Jarmusch's talent is in breaking down his influences, absorbing them, and processing an image from behind that screen of culture. Not of that culture, necessarily, but always from that culture. Not about his influences, but about him as he is influenced. He's also really funny and engaging, and it might be but shouldn't be surprising to know that he was accepted into NYU on the strength of his writing. Might be because he's so visually compelling some could think of him as a purely visual filmmaker. Might be because his films all basically lack a plot (but not action or movement).

I usually finish Jarmusch's stories for him, honestly. You didn't know this? That's because you were too busy also finishing his stories for him. He designs his stories to be finished by the audience. He designs his characters to depart from the screen and the story. It sometimes feels like they're headed to the story the whole time, or that they get to the story too late. In Down By Law there's a complete story of three criminals' arrest, incarceration, and flee. Jarmusch just leaves out the escape. That film still feels like an untold story; when Jarmusch decides to include story he'll often leave out resolution. He'll often leave out the drama. He does both of these in Down By Law. It's the breeziest jail flick of all, including women-in-prison films.

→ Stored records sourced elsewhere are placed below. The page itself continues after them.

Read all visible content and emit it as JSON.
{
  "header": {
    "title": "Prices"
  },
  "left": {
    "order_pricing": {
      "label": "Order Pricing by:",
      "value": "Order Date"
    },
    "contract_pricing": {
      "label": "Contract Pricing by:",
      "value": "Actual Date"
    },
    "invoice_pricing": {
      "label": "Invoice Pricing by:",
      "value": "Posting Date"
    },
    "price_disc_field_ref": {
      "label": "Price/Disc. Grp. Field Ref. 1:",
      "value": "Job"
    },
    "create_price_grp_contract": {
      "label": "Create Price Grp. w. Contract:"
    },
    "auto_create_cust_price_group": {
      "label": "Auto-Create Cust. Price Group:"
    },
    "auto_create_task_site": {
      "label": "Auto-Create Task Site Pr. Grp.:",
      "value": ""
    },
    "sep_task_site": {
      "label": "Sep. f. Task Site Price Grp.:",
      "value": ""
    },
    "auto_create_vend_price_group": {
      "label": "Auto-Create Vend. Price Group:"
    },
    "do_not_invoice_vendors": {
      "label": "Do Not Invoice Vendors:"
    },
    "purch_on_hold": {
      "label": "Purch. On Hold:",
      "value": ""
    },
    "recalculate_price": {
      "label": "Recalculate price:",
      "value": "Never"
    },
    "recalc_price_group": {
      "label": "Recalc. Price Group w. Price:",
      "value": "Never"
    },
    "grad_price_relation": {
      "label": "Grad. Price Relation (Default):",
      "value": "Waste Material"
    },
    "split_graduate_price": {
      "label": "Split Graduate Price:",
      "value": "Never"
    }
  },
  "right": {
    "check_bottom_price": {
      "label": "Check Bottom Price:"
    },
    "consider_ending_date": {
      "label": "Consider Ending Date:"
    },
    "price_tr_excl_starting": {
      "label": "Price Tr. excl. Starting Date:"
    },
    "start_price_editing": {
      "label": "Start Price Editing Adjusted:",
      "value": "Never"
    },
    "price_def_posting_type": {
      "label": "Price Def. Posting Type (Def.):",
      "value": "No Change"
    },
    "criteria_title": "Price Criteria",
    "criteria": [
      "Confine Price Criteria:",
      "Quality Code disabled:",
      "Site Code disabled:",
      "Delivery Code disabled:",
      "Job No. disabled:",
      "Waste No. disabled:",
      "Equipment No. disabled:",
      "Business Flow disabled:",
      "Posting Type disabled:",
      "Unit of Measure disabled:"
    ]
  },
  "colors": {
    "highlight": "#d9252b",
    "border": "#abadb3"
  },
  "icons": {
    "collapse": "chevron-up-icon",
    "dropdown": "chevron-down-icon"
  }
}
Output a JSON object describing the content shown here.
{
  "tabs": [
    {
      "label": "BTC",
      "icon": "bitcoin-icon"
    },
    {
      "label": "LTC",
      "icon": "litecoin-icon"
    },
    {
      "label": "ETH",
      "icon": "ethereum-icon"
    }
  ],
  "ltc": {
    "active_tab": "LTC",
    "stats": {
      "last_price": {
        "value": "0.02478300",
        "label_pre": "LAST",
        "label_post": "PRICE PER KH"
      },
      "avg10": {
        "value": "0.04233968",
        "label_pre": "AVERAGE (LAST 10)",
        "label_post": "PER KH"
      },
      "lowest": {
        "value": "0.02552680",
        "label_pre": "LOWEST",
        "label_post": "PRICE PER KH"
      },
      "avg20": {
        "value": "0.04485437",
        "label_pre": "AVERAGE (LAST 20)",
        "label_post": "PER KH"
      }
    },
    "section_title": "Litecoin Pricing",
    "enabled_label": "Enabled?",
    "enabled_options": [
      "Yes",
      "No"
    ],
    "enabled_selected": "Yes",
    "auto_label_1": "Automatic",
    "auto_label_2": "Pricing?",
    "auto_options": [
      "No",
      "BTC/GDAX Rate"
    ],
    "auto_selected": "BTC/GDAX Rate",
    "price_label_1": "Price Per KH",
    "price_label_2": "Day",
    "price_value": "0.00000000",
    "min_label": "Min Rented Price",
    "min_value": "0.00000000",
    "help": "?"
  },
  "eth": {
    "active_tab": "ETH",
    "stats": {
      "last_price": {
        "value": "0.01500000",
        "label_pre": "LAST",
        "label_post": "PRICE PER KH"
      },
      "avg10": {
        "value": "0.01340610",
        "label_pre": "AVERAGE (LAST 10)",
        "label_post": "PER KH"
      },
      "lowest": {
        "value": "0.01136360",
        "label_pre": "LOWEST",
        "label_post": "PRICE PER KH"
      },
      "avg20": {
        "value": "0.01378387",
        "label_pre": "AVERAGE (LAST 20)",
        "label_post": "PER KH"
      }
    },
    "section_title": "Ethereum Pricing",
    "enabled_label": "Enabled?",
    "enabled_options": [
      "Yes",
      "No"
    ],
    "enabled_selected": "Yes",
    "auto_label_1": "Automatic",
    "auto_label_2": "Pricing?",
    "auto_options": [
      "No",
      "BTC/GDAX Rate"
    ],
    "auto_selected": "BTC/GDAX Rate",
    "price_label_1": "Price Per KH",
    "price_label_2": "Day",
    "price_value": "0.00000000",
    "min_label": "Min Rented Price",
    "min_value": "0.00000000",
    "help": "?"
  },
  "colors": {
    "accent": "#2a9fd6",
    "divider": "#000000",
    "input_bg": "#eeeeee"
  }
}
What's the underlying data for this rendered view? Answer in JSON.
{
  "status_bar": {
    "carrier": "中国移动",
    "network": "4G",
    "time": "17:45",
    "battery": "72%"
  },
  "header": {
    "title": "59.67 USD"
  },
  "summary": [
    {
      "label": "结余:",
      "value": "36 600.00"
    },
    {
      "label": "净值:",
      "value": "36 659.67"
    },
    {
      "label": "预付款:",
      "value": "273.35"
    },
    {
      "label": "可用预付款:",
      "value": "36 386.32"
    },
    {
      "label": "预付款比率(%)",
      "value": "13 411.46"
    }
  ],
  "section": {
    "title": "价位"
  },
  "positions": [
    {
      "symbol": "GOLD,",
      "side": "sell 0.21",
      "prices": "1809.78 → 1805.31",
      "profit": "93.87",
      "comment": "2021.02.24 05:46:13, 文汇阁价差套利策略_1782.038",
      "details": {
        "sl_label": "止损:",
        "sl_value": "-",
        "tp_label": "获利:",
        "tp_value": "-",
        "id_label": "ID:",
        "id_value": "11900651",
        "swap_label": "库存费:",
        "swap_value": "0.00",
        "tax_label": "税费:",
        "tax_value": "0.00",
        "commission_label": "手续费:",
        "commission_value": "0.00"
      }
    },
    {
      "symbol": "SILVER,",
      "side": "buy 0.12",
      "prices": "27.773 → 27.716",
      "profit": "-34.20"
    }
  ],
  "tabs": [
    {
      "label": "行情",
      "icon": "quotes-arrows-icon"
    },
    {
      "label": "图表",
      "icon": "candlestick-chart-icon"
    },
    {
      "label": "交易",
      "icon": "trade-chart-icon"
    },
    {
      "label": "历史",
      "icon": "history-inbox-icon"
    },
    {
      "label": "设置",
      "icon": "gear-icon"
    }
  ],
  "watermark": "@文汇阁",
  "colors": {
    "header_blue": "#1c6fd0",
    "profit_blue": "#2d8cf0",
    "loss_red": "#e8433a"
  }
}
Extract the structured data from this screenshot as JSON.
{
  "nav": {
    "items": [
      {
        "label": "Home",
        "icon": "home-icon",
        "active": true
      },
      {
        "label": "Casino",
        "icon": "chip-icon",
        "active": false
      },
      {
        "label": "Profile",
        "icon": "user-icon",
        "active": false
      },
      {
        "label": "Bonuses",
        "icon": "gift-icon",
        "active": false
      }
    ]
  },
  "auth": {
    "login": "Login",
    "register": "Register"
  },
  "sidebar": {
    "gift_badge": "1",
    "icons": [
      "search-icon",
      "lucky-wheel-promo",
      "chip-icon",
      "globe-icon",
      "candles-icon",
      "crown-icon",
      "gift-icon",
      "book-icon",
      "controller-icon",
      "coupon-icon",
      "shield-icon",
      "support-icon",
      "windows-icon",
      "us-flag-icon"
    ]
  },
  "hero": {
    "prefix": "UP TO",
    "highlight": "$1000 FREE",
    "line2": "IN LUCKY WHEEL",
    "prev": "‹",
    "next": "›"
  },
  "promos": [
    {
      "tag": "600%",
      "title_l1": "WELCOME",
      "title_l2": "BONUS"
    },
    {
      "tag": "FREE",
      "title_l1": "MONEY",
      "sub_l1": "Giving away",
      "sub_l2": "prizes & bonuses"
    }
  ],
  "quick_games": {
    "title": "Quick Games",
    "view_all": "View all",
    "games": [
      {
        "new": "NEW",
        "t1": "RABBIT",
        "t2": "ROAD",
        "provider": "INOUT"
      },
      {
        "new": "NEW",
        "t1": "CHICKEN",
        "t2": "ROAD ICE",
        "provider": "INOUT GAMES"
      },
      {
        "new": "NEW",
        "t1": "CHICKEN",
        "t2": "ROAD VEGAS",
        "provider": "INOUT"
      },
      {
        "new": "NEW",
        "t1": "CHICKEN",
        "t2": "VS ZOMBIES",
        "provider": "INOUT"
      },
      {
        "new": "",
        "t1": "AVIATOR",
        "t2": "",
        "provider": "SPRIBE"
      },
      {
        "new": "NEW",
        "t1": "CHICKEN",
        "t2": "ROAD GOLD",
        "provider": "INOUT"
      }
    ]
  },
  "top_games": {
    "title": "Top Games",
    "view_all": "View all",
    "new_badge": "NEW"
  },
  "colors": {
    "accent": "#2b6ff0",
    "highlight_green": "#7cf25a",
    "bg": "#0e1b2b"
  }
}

That dramatic restraint is also present in the films of Aki Kaurismaki. I find it amazing these two burst onto the global film scene at roughly the same time. Kaurismaki's films are often more dramatic and story oriented than Jarmusch's, but there's the same truncated expression and detached humor. For example, in a Kaurismaki film the following events will be given equal weight: driving a car, quitting a job, eating a cheeseburger, killing a man. In Down By Law, you feel the same when the men are in the prison and when they're out of the prison.